Standing in the middle of the airport minutes away from getting on a plane in the midst of a global pandemic, we were faced with a test of our faith. This was a hard moment for us as a family as this internal battle raged. A part of us wondered whether or not to move forward or go back from where we came.
I stepped away from everything and took a walk through the airport holding one of my girls in my arms. I knew that our lives could be at stake. We needed God. We needed his will and nothing else. I began to pray intensely while walking and asking God to speak to me, to us.
He told me to follow Him.
Then that was it: silence and no other response or confirmation. I grabbed onto this word, and we followed Him. We promptly landed in Oslo, Norway. We were immediately able to settle into a hotel room to rest and pray about some big decisions. Again, we decided to follow Him.
The next morning, we were warmly received at the nearby YWAM campus, where we had been expecting to do our training. It was that morning that we discovered the details of what exactly God had done. Three and a half hours after we had safely entered Norway, the government officials arrived at the airport and began to stop people from entering and turn them back to where they had come from. If we had arrived a moment later, we could very well have been sent on a plane back to India, where we had nowhere to stay, and where the lockdown and suffering have been terrible during the pandemic. God saved us from terrible hardship. He cared for us. He is a good father.
Upon arriving at the YWAM campus, we were blessed with a quarantine spot in a line of spacious joined homes that were painted red. At the back of this line of homes, there is an ample yard in which children can play that are bordered by thick, green hedges.

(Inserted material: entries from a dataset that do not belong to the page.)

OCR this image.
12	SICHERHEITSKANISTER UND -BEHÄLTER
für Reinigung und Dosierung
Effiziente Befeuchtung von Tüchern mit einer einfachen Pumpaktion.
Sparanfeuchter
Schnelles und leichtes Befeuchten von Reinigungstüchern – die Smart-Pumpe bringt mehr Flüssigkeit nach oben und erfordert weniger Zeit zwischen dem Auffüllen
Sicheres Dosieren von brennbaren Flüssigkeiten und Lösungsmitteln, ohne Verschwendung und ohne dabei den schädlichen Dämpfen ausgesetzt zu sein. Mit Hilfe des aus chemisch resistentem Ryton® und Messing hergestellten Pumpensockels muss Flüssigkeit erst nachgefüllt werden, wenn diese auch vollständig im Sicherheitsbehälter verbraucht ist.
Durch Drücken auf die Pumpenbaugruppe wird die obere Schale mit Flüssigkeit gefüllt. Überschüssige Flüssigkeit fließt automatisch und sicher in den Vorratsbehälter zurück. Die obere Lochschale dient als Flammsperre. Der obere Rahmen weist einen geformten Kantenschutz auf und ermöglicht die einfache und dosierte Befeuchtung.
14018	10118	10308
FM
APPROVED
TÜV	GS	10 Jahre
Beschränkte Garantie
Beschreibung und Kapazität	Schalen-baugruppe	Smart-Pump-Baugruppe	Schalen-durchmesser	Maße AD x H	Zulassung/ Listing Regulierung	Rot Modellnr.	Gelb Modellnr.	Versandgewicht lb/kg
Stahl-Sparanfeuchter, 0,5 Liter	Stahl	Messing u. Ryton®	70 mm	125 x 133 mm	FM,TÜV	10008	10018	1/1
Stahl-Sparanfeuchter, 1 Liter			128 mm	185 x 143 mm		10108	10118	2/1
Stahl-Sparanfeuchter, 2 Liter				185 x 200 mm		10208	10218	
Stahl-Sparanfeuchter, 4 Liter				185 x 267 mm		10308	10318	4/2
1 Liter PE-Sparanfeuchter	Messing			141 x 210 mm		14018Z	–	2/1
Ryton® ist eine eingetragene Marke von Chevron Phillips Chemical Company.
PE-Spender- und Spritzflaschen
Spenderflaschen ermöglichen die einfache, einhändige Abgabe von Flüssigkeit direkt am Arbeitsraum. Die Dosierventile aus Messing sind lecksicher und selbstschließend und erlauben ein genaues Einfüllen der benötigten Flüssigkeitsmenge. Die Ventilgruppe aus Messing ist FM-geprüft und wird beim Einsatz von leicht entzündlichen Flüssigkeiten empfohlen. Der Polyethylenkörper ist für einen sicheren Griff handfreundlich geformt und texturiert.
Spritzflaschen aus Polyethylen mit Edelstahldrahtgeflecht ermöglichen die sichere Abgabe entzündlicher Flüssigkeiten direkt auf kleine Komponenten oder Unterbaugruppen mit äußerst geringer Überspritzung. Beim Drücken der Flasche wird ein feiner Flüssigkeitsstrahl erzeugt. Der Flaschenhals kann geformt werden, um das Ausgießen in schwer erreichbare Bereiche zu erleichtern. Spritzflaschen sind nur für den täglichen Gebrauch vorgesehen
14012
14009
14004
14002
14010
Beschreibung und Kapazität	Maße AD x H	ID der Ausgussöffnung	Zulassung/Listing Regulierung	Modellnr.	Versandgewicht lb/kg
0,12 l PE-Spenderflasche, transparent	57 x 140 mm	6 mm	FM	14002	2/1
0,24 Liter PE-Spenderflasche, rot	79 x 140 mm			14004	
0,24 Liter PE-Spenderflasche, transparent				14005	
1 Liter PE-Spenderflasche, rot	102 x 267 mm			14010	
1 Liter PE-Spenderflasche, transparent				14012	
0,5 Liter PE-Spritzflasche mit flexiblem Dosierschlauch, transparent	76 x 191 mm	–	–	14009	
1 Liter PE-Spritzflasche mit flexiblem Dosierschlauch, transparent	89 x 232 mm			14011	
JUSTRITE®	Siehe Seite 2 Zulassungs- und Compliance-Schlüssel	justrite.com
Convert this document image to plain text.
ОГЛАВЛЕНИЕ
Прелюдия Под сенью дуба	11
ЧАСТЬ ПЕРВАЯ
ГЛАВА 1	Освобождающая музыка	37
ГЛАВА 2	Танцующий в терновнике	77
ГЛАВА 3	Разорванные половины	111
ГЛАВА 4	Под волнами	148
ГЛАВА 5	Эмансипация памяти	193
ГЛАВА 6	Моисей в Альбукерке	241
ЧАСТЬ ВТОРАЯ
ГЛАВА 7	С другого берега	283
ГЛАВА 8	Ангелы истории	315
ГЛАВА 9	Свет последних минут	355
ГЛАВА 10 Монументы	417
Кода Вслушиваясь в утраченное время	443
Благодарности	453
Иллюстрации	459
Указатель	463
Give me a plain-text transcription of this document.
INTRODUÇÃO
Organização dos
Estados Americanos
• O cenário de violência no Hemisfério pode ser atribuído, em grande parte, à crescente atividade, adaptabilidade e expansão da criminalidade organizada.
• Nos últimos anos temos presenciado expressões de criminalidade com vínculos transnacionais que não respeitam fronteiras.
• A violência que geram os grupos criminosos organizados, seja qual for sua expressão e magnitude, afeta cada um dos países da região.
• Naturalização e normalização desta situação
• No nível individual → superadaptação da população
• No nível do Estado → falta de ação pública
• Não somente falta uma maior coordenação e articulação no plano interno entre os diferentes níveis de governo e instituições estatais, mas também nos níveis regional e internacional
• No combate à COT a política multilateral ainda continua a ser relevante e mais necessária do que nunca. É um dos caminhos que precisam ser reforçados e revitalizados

These houses are called, The “Row” Houses,-the very same houses where nearly all of the people on campus were at the time of our arrival. The houses overlook the largest inland lake in Norway- full of “fishies.” Our father protected and cared for us, and He showed us what was to come prophetically through the mouth and hands of a three-year-old child.
God is faithful. He will always care for us as long as we allow him to do so by walking in obedience and faith. He keeps His promises.